SEOUL, South Korea – North Korea on Friday warned it may strengthen its "self-defense deterrent," a term it usually uses to refer to its nuclear program, despite news that millions in frozen funds the country had sought as a condition to disarm was en route to its accounts.
The comments came in a statement from the communist regime criticizing U.S. efforts to build a missile defense system.
"The U.S. is claiming that it is building a global missile defense system to protect against missile attacks from our nation and Iran. This is a childish pretext," the North Korean foreign ministry said in a statement carried by the country's official Korean Central News Agency.
"We cannot but further strengthen our self-defense deterrent if arms race intensifies because of the U.S. maneuvers," it said.
The U.S. and its allies have urged North Korea to act on its pledge to start dismantling its nuclear program now that the money issue had appeared resolved.
The money has reached Moscow from a Macau bank and was awaiting deposit in North Korean accounts, a South Korean official said Friday on condition of anonymity due to the subject's sensitivity. Officials knowledgeable about the transfer have said more than $23 million of the disputed $25 million was involved in the transfer, though the exact amount remains unclear.
The North has not commented directly on the money transfer.
Despite the key demand apparently being met, other sides involved in the protracted six-nation arms talks with North Korea had acknowledged that progress still would be slow.
"Even though the fund transfer problem is resolved, North Korea could come up with more demands," Japanese Foreign Minister Taro Aso said in Tokyo. "There is no guarantee we can resume the six-party talks right away."
Some $25 million in North Korean accounts had been frozen at Macau's Banco Delta Asia since 2005, when the U.S. blacklisted the bank for allegedly helping the regime pass fake $100 bills and launder money from weapons sales.
The North made the money's release its main condition for disarmament and boycotted international nuclear talks for more than a year, during which it conducted its first-ever atomic bomb test in October.
But to win the North's promise to start dismantling its nuclear program, the U.S. agreed to allow the money to be freed and said it would happen within 30 days. The transfer instead has taken more than four months as the North insisted that it be sent electronically to another bank, apparently to prove the money is now clean.
Macau's Monetary Authority spokeswoman Wendy Au refused Friday to give details on the exact amount transferred, citing bank secrecy laws, and the Russian Central Bank declined to comment.
An official in Hong Kong who has been following the case closely said, "It's my understanding that some of the money has been left in the bank."
The official, who asked not to be identified because of the issue's sensitivity, said some of the funds were in accounts opened by Macau businessmen who deposited the money for North Koreans and wanted to keep the money in the Chinese territory.

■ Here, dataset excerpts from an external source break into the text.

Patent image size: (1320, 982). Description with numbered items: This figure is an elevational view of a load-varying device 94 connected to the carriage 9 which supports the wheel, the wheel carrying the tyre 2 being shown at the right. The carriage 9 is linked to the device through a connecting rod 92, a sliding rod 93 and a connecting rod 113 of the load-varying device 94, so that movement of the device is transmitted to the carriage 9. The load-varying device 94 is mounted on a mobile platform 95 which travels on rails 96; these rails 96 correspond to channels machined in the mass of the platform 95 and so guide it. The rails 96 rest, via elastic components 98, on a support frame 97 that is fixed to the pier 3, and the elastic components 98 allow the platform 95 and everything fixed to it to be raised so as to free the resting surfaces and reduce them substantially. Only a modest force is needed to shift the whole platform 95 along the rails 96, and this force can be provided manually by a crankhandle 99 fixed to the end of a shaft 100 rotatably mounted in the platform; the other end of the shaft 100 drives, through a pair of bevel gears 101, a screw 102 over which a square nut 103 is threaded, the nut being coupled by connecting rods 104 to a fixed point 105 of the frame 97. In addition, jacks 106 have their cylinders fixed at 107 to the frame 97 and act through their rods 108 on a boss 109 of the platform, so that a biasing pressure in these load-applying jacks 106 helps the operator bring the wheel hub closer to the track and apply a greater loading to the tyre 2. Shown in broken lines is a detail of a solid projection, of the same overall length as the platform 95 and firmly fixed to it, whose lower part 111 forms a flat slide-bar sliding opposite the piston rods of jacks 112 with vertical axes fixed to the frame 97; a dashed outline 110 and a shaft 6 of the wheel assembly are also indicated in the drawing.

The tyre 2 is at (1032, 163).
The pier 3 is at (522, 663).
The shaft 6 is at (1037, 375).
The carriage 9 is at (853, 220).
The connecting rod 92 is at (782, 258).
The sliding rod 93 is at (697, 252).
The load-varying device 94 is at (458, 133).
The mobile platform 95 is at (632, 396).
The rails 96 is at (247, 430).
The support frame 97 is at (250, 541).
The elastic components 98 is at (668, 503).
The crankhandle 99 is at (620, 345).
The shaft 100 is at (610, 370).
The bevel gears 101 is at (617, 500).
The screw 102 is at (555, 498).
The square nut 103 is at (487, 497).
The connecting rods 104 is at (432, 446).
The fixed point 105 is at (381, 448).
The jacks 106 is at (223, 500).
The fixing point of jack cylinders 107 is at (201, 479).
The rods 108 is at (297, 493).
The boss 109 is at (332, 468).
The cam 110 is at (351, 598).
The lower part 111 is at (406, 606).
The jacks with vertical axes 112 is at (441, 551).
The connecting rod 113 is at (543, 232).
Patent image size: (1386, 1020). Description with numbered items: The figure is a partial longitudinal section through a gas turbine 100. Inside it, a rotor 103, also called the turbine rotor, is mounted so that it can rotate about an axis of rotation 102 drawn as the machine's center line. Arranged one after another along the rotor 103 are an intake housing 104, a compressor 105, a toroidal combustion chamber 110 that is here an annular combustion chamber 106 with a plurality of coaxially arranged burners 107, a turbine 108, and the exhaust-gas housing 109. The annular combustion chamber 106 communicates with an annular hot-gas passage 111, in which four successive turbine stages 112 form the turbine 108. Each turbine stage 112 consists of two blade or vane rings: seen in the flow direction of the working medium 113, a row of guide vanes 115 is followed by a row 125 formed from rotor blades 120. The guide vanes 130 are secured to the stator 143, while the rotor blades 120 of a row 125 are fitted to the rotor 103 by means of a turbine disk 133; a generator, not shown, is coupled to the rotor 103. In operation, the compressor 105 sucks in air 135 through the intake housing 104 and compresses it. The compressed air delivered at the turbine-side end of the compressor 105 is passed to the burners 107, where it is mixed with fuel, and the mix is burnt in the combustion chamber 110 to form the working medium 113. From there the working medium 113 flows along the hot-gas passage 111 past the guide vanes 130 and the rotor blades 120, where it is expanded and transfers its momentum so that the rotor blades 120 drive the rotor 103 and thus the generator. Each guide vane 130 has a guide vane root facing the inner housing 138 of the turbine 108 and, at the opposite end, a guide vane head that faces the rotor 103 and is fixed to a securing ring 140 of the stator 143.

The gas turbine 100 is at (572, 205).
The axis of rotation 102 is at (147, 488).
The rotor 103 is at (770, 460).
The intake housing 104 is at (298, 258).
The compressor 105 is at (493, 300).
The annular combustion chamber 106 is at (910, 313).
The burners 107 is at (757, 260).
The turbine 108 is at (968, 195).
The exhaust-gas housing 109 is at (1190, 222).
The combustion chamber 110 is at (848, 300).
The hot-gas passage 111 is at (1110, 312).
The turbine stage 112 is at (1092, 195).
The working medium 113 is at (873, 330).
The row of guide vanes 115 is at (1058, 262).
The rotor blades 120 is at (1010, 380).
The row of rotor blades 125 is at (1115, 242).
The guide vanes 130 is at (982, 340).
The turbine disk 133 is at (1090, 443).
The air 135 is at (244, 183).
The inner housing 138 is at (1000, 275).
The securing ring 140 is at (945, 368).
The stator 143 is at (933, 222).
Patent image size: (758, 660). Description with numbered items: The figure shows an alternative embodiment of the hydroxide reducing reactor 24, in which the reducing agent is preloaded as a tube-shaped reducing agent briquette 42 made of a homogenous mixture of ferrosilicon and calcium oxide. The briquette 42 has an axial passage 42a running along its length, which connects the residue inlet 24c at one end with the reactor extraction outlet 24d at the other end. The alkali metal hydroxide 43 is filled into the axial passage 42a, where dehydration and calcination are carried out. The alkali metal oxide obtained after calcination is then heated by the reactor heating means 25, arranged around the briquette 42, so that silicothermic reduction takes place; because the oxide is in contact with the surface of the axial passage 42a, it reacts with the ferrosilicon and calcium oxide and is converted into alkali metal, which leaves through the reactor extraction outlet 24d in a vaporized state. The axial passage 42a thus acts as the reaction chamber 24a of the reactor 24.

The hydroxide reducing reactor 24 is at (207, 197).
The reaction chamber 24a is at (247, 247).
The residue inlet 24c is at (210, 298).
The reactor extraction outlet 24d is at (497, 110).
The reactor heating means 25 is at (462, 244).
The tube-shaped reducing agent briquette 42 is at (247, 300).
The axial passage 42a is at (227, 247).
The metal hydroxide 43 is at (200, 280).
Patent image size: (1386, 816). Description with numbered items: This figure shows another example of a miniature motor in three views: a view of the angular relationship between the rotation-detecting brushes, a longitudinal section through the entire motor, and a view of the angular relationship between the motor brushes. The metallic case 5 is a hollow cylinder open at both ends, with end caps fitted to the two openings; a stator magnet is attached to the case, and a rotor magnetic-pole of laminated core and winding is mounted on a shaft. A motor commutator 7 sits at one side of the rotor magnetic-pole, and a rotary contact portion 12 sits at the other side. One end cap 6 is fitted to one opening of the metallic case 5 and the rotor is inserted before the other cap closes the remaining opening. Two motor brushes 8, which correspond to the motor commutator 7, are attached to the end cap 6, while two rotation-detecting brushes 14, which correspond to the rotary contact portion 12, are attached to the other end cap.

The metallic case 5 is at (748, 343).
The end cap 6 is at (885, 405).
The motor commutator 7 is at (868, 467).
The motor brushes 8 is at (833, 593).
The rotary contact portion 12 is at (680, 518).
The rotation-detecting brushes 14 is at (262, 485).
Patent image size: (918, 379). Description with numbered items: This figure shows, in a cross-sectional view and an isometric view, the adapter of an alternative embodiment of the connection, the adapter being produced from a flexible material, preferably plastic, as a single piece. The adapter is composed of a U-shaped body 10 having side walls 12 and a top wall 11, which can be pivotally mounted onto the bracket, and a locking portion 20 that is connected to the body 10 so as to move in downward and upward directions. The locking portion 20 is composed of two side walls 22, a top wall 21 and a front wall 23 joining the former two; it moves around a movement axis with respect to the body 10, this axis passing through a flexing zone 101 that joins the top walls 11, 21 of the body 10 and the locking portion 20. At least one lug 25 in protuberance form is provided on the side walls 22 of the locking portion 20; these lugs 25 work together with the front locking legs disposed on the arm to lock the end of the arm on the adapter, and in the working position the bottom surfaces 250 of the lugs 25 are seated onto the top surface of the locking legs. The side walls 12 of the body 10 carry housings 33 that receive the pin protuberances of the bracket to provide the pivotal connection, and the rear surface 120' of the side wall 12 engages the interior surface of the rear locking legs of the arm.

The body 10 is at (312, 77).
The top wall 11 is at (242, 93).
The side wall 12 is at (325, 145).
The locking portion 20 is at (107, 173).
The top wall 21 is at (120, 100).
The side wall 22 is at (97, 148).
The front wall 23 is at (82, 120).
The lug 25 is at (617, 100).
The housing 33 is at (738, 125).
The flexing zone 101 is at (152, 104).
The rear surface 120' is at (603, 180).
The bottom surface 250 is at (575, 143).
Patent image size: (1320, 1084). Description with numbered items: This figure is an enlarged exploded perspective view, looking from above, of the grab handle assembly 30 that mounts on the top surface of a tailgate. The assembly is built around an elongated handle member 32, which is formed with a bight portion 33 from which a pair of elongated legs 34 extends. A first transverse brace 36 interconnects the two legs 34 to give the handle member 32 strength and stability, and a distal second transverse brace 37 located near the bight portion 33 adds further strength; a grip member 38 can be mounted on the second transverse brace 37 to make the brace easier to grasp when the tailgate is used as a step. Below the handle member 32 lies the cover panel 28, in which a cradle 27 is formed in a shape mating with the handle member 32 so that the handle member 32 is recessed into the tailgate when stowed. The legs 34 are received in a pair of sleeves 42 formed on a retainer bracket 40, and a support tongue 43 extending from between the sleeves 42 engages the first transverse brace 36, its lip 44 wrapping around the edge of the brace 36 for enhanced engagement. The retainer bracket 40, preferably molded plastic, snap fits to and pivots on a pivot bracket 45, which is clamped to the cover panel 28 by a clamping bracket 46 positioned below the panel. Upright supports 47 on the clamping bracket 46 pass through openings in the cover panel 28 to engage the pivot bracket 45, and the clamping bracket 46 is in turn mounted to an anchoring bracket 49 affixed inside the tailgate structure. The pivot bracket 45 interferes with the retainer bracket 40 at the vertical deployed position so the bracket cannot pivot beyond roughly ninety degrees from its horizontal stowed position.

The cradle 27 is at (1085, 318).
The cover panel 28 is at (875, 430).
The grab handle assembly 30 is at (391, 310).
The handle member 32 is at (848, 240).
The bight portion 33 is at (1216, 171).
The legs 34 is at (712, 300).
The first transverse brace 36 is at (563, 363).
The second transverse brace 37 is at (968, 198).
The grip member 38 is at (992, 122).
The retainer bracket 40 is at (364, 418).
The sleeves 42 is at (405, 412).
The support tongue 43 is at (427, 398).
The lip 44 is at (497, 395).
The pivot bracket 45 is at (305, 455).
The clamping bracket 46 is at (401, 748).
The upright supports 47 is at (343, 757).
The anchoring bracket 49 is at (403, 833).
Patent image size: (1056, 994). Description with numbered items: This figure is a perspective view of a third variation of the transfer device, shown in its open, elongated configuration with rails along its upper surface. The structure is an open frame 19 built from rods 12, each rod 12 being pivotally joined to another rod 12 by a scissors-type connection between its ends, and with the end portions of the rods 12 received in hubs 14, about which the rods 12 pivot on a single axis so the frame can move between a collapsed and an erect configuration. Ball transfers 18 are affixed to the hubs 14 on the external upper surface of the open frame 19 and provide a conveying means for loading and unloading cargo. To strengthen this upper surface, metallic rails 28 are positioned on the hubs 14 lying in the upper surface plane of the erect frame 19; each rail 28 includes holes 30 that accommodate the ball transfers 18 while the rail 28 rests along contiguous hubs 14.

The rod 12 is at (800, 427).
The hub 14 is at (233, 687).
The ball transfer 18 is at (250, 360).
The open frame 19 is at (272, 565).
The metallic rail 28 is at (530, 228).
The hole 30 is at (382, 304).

Several media reports have said the money would be sent through the U.S. Federal Reserve branch in New York before arriving in North Korean accounts in Russia's Far East.
"The transfer is in progress," said South Korea's nuclear envoy Chun Yung-woo. "Let's wait and see how long it takes for North Korea to confirm it."
Regardless of the financial issue, the U.S. and Japan urged Pyongyang to start dismantling its nuclear weapons. The countries are part of arms negotiations that also include China, Russia and the two Koreas where the North promised in a Feb. 13 agreement to stop making nuclear weapons in exchange for aid and political concessions.
"North Korea must take concrete actions to implement steps that had been agreed by the six-party framework," Japan's Prime Minister Shinzo Abe said Friday.
"If and when transfer does take place, we expect the North Koreans to live up to the provisions of the Feb. 13 agreement," White House spokesman Tony Snow said in Washington.